In summary, Bit9 says that if an enterprise is running a trust-based security platform, then the doom and gloom of a situation such as this one is largely inconsequential. If you only allow software you trust to run in your environment, then you really can’t be adversely affected by this or any similar vulnerability.
The media doomsayers with their calls for PC users to disable Java in the wake of a vulnerability identified last Thursday were chilling. Now that Oracle has released a JDK 7 update that addresses the Java vulnerability (which made the media rounds almost as fast as it was picked up by the exploit kits), it’s time to chill. Software is and will continue to be vulnerable.
Mat Honan’s note in SANS NewsBites summed it up best: “It seems each time a zero day exploit is found in software, be that Java or otherwise, the industry pundits recommend that people stop using that software. New vulnerabilities will always be discovered in the software we use. If our best defence to a threat is to cause a denial-of-service on ourselves then this in the long term is a no-win strategy for us as an industry. We need to be looking at better ways to defend our systems and data, one good place to start is the 20 Critical Security Controls.”

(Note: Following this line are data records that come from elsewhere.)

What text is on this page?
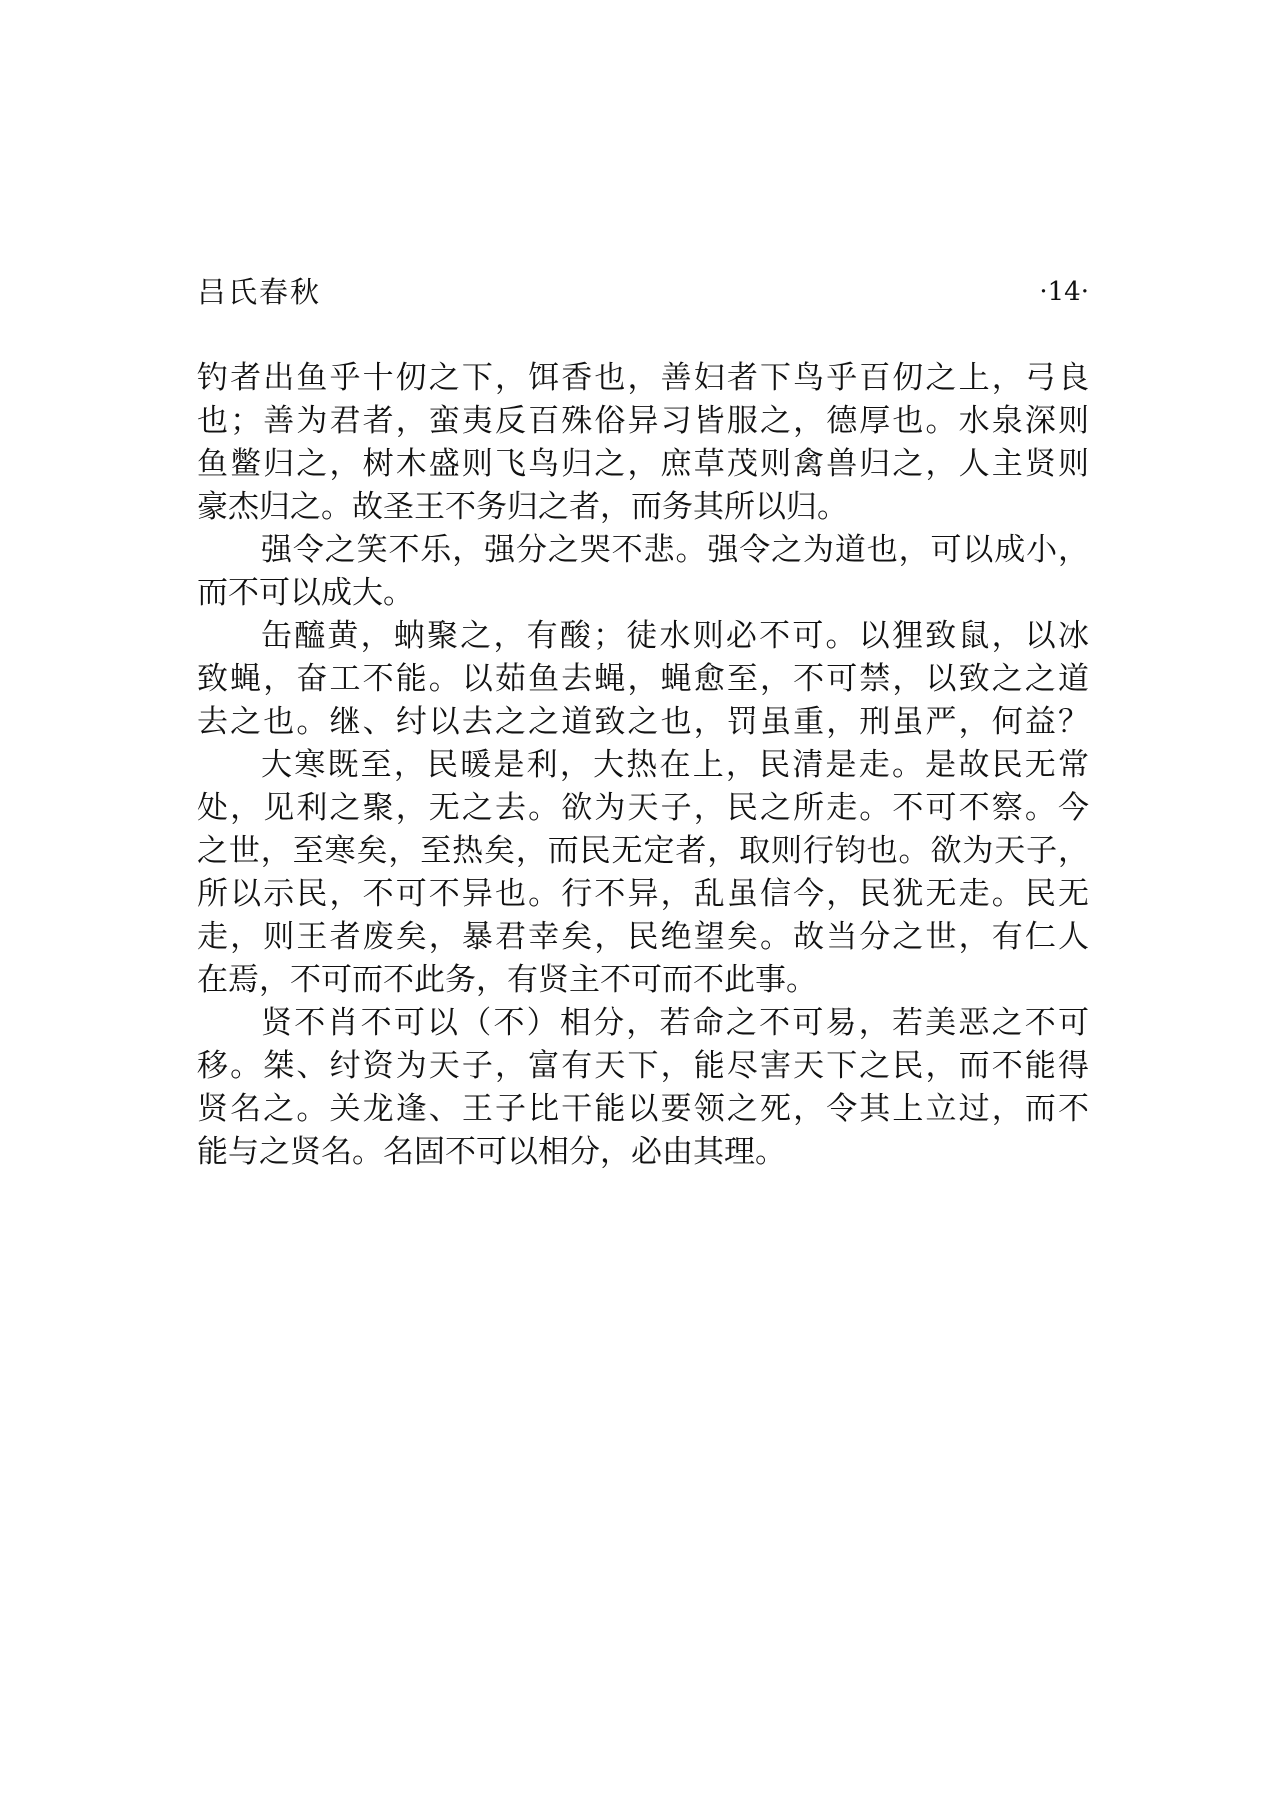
吕氏春秋	·14·
钓者出鱼乎十仞之下，饵香也，善妇者下鸟乎百仞之上，弓良
也；善为君者，蛮夷反百殊俗异习皆服之，德厚也。水泉深则
鱼鳖归之，树木盛则飞鸟归之，庶草茂则禽兽归之，人主贤则
豪杰归之。故圣王不务归之者，而务其所以归。
强令之笑不乐，强分之哭不悲。强令之为道也，可以成小，
而不可以成大。
缶醯黄，蚋聚之，有酸；徒水则必不可。以狸致鼠，以冰
致蝇，奋工不能。以茹鱼去蝇，蝇愈至，不可禁，以致之之道
去之也。继、纣以去之之道致之也，罚虽重，刑虽严，何益？
大寒既至，民暖是利，大热在上，民清是走。是故民无常
处，见利之聚，无之去。欲为天子，民之所走。不可不察。今
之世，至寒矣，至热矣，而民无定者，取则行钧也。欲为天子，
所以示民，不可不异也。行不异，乱虽信今，民犹无走。民无
走，则王者废矣，暴君幸矣，民绝望矣。故当分之世，有仁人
在焉，不可而不此务，有贤主不可而不此事。
贤不肖不可以（不）相分，若命之不可易，若美恶之不可
移。桀、纣资为天子，富有天下，能尽害天下之民，而不能得
贤名之。关龙逢、王子比干能以要领之死，令其上立过，而不
能与之贤名。名固不可以相分，必由其理。
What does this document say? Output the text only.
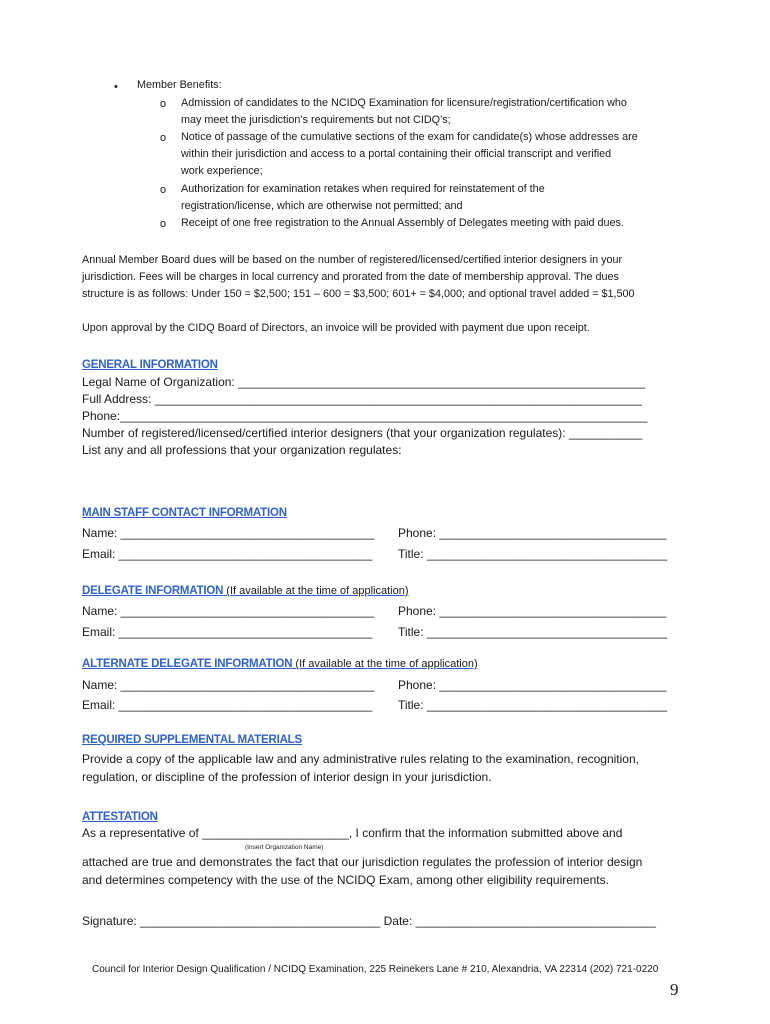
• Member Benefits:
o Admission of candidates to the NCIDQ Examination for licensure/registration/certification who
may meet the jurisdiction’s requirements but not CIDQ’s;
o Notice of passage of the cumulative sections of the exam for candidate(s) whose addresses are
within their jurisdiction and access to a portal containing their official transcript and verified
work experience;
o Authorization for examination retakes when required for reinstatement of the
registration/license, which are otherwise not permitted; and
o Receipt of one free registration to the Annual Assembly of Delegates meeting with paid dues.
Annual Member Board dues will be based on the number of registered/licensed/certified interior designers in your
jurisdiction. Fees will be charges in local currency and prorated from the date of membership approval. The dues
structure is as follows: Under 150 = $2,500; 151 – 600 = $3,500; 601+ = $4,000; and optional travel added = $1,500
Upon approval by the CIDQ Board of Directors, an invoice will be provided with payment due upon receipt.
GENERAL INFORMATION
Legal Name of Organization: _____________________________________________________________
Full Address: _________________________________________________________________________
Phone:_______________________________________________________________________________
Number of registered/licensed/certified interior designers (that your organization regulates): ___________
List any and all professions that your organization regulates:
MAIN STAFF CONTACT INFORMATION
Name: ______________________________________ Phone: __________________________________
Email: ______________________________________ Title: ____________________________________
DELEGATE INFORMATION (If available at the time of application)
Name: ______________________________________ Phone: __________________________________
Email: ______________________________________ Title: ____________________________________
ALTERNATE DELEGATE INFORMATION (If available at the time of application)
Name: ______________________________________ Phone: __________________________________
Email: ______________________________________ Title: ____________________________________
REQUIRED SUPPLEMENTAL MATERIALS
Provide a copy of the applicable law and any administrative rules relating to the examination, recognition,
regulation, or discipline of the profession of interior design in your jurisdiction.
ATTESTATION
As a representative of ______________________, I confirm that the information submitted above and
(Insert Organization Name)
attached are true and demonstrates the fact that our jurisdiction regulates the profession of interior design
and determines competency with the use of the NCIDQ Exam, among other eligibility requirements.
Signature: ____________________________________ Date: ____________________________________
Council for Interior Design Qualification / NCIDQ Examination, 225 Reinekers Lane # 210, Alexandria, VA 22314 (202) 721-0220
9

Follow the prevailing guidance to disable Java if you don’t need it, but what about the next 0day? The folks over at SANS shared Immunity's analysis of the Java MBeanInstantiator.findClass vulnerability. Three interesting observations: JDK 6 and likely 5 are both vulnerable; other sandboxed runtime environments with rich APIs have similar risks; and this vulnerability was already being widely exploited for mass malware installation in advance of its disclosure.
More doom? No, but a clear call for approaches that help mitigate such threats. A trust-based approach to application control and whitelisting can help contain any damage, whether it starts inside a sandbox or with a native application. You don’t need to disable Java; you need to prevent the malware that exploits this (and the inevitable next) vulnerability from running. That’s exactly what we do.
A trust-based security solution can track all the Java files (and all the other applications) in your environment. Those you trust are allowed to run; those you don’t are blocked. If you haven’t turned on support for tracking Java, then you’re missing part of your best defence.